Never mind! In general, I trust the traditional food chain more than the industrial food chain, and I certainly trust the farmers who sell raw milk at my London markets and here at home. After all, they drink their own raw milk. Still, when I didn’t get sick, I was (privately) somewhat relieved, and when I got back to NYC I did ask around. Happily my expert advice circle was unanimous: they enthusiastically recommended clean raw milk for me.

Of course there are no absolute guarantees in health, diet, or food safety. You must decide for yourself (and your baby, or anyone else you feed) what to eat, based on the facts and your own tolerance for risk. For me, it’s worth drinking clean raw milk from a source I trust—even—no, especially—while I’m pregnant. It’s a great source of the fat-soluble vitamins A and D (all the baby’s parts need these vitamins to form perfectly), a good source of iron and vitamin B12, and a markedly superior source of calcium.

That’s why I drink raw milk. It’s up to you.

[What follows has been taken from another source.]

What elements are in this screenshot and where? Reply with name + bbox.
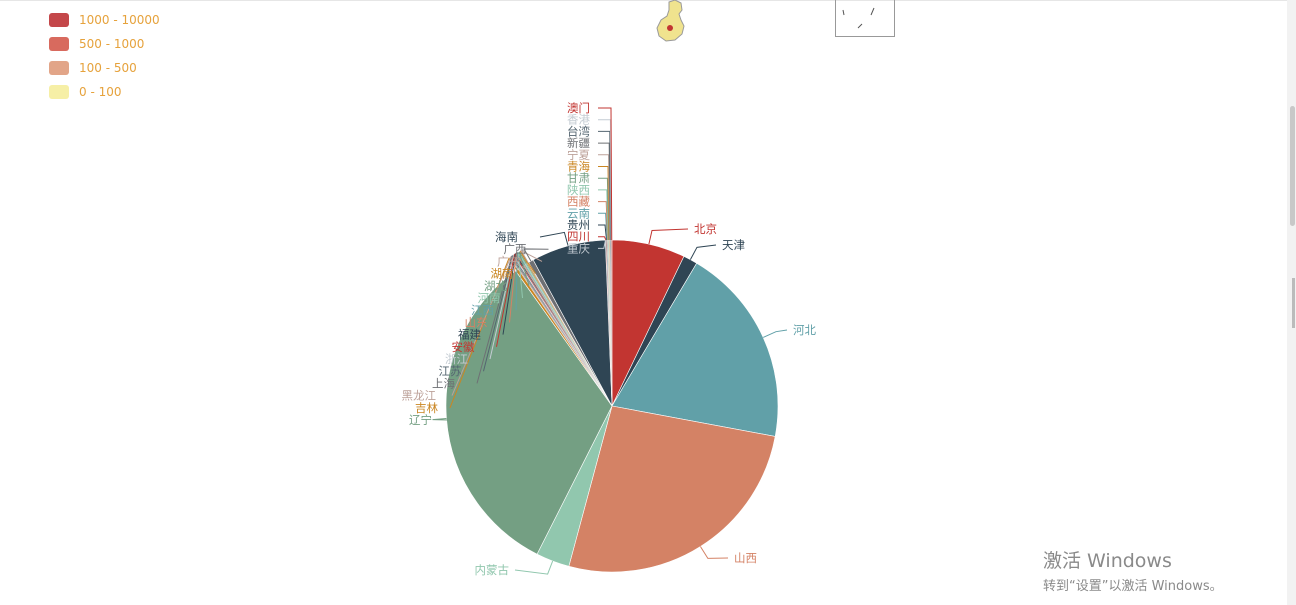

To review US law, raw milk cannot be transported across state lines for sale to consumers in the US. (Raw milk regularly rumbles across state lines in milk tankers, but it is destined for pasteurization.) States regulate raw milk sales and the law varies widely. In about two-thirds of the states, you can legally buy raw milk one way or the other: in shops in California and Connecticut, directly from licensed dairies at the farm gate in New York, in other states sold only as ‘pet food.’

The law about raw milk cheese concerns aging: cheese made from raw milk must be aged for at least 60 days. That means young or soft cheeses made from raw milk—American or imported—are not legal.